The subjects of Bark’s previous series, exhibited at Michael Hoppen Contemporary in 2006, were captured in moments of self-contained abandon in formally constructed urban interiors. In Woodpecker, his subjects are pictured in naturalistic outdoor tableaux, sometimes interacting in couples or groups but always with the suggestion an internal isolation. The rich detail, vivid self-contained illumination and the complexity of the constructed surroundings in these photographs draw the viewer into the dense pictorial allegory.
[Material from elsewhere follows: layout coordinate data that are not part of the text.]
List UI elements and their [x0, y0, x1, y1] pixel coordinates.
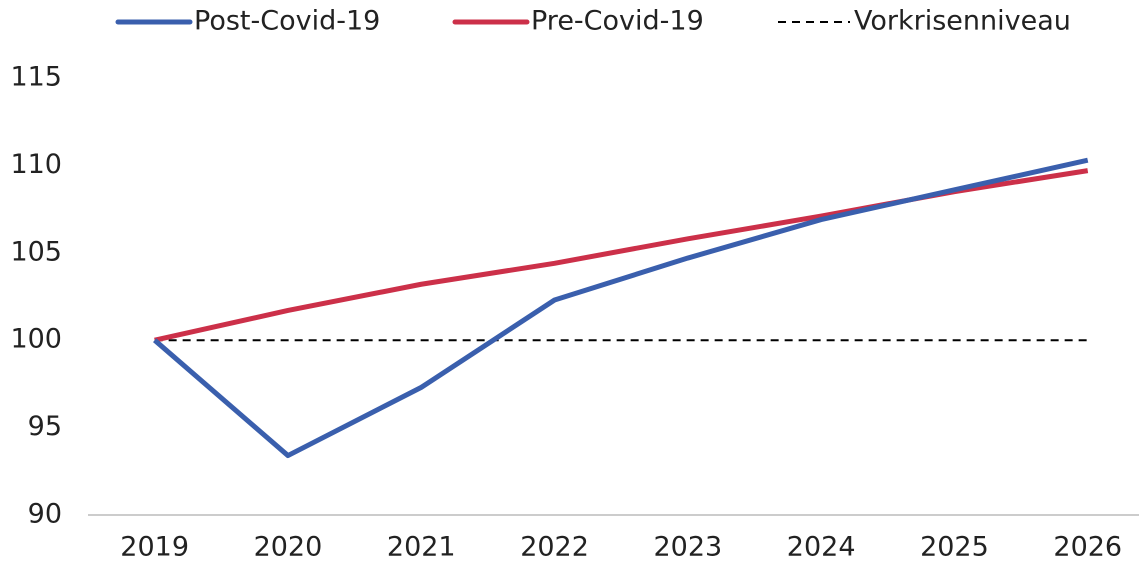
- series-line: [154, 168, 1089, 343]
- legend-label: Post-Covid-19: [194, 6, 380, 37]
- y-tick-label: 105: [10, 236, 62, 267]
- y-tick-label: 115: [10, 62, 62, 93]
- y-tick-label: 90: [28, 499, 62, 530]
- x-tick-label: 2020: [254, 532, 323, 563]
- y-tick-label: 100: [10, 324, 62, 355]
- legend-label: Pre-Covid-19: [531, 6, 704, 37]
- x-tick-label: 2025: [920, 532, 989, 563]
- y-tick-label: 110: [10, 149, 62, 180]
- y-tick-label: 95: [28, 411, 62, 442]
- x-tick-label: 2022: [520, 532, 589, 563]
- x-tick-label: 2019: [120, 532, 189, 563]
- x-tick-label: 2021: [387, 532, 456, 563]
- x-tick-label: 2024: [787, 532, 856, 563]
- x-tick-label: 2023: [653, 532, 722, 563]
- series-line: [153, 157, 1089, 459]
- x-tick-label: 2026: [1053, 532, 1122, 563]
- legend-label: Vorkrisenniveau: [854, 6, 1071, 37]
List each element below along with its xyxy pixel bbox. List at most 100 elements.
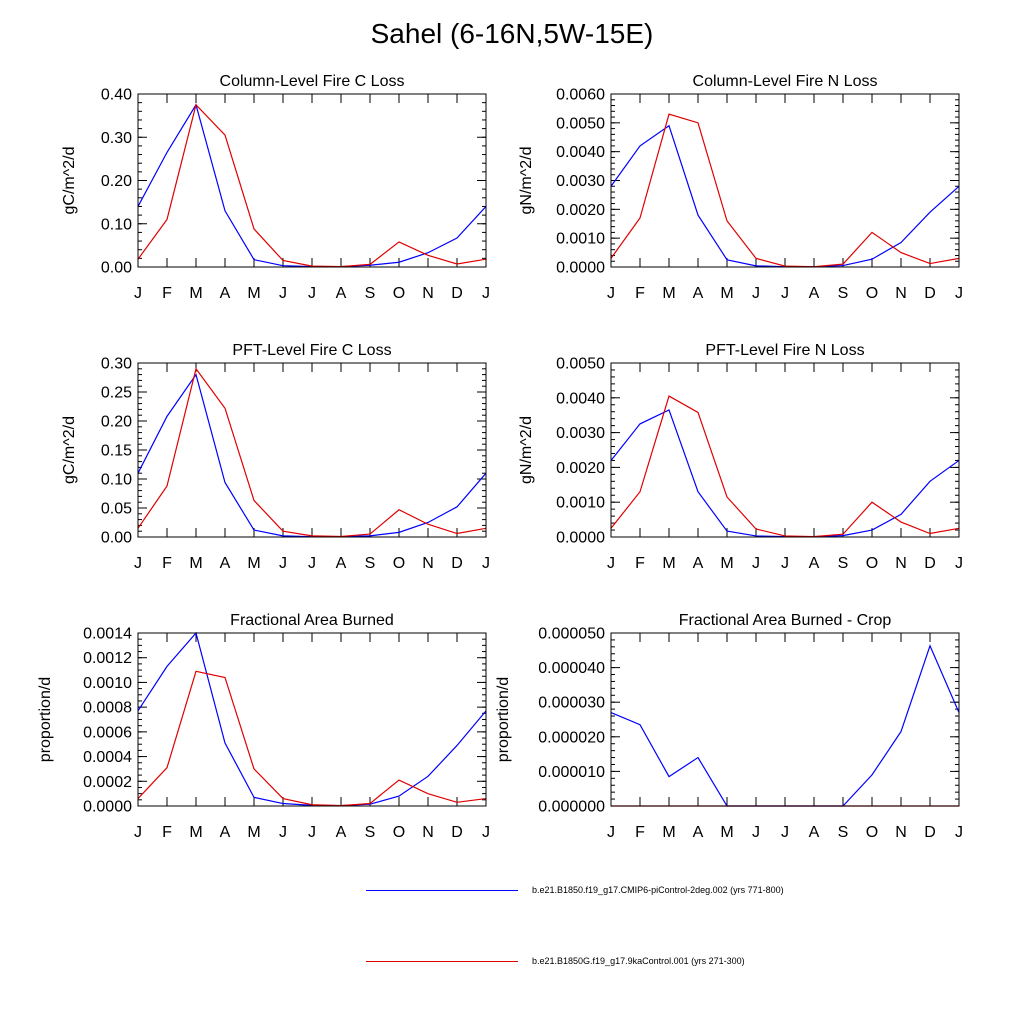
x-tick-label: M — [720, 824, 733, 841]
x-tick-label: J — [955, 824, 963, 841]
panel-title: Column-Level Fire N Loss — [693, 73, 878, 90]
panel-title: Fractional Area Burned - Crop — [679, 612, 892, 629]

Occupying a space between the classical artistic categories of photography, painting and film – Bark moves against the lure of instantaneous photography. The collaborations, castings, set construction (the swamp took one month to sculpt in a Brooklyn studio) and illusionary narrative in the series bring the act of photo taking closer towards the highly considered processes of both the Old Master tableau and the younger art of cinema. Nothing is built by Bark beyond the edge of the frame and his subjects are snatched out of real time, so the audience is viewing an enactment, a constructed diorama rather than reality. Held together in a film, cinematically constructed, dissected and reassembled – the works can be looked at as individually structurally significant, and also as part of a larger extended narrative.
In these photographs, scenes of dream-like concoctions coexist with unembellished realism. The muted moonlit tones soften the human forms and the watery illumination lends them the appearance of otherworldly creatures indulging in their private fictions, desires and escape. The images are heavy with symbolism: the swamp, at the fringe of urban sprawl is a no mans land between civilization and the wilderness: the swan, recalling the erotic motif of ‘Leda and the swan’ but also signifying, light, self-transformation and the higher self. On first glance, the location is a rural idyll but on closer inspection urban debris is revealed – a pram, crates, tyres, mattresses, telephone wires, bed frames and a car are strewn amongst the rotting landscape. The corruption of the scenery is mirrored by the corruption of the youth – drugs, disillusionment, violence and sexual behavior, referencing Eric Fischl and his depictions of psychosexual malaise of American prosperity.
Jeff Bark (born 1963) lives and works in New York. Woodpecker is his second exhibition at Michael Hoppen Contemporary.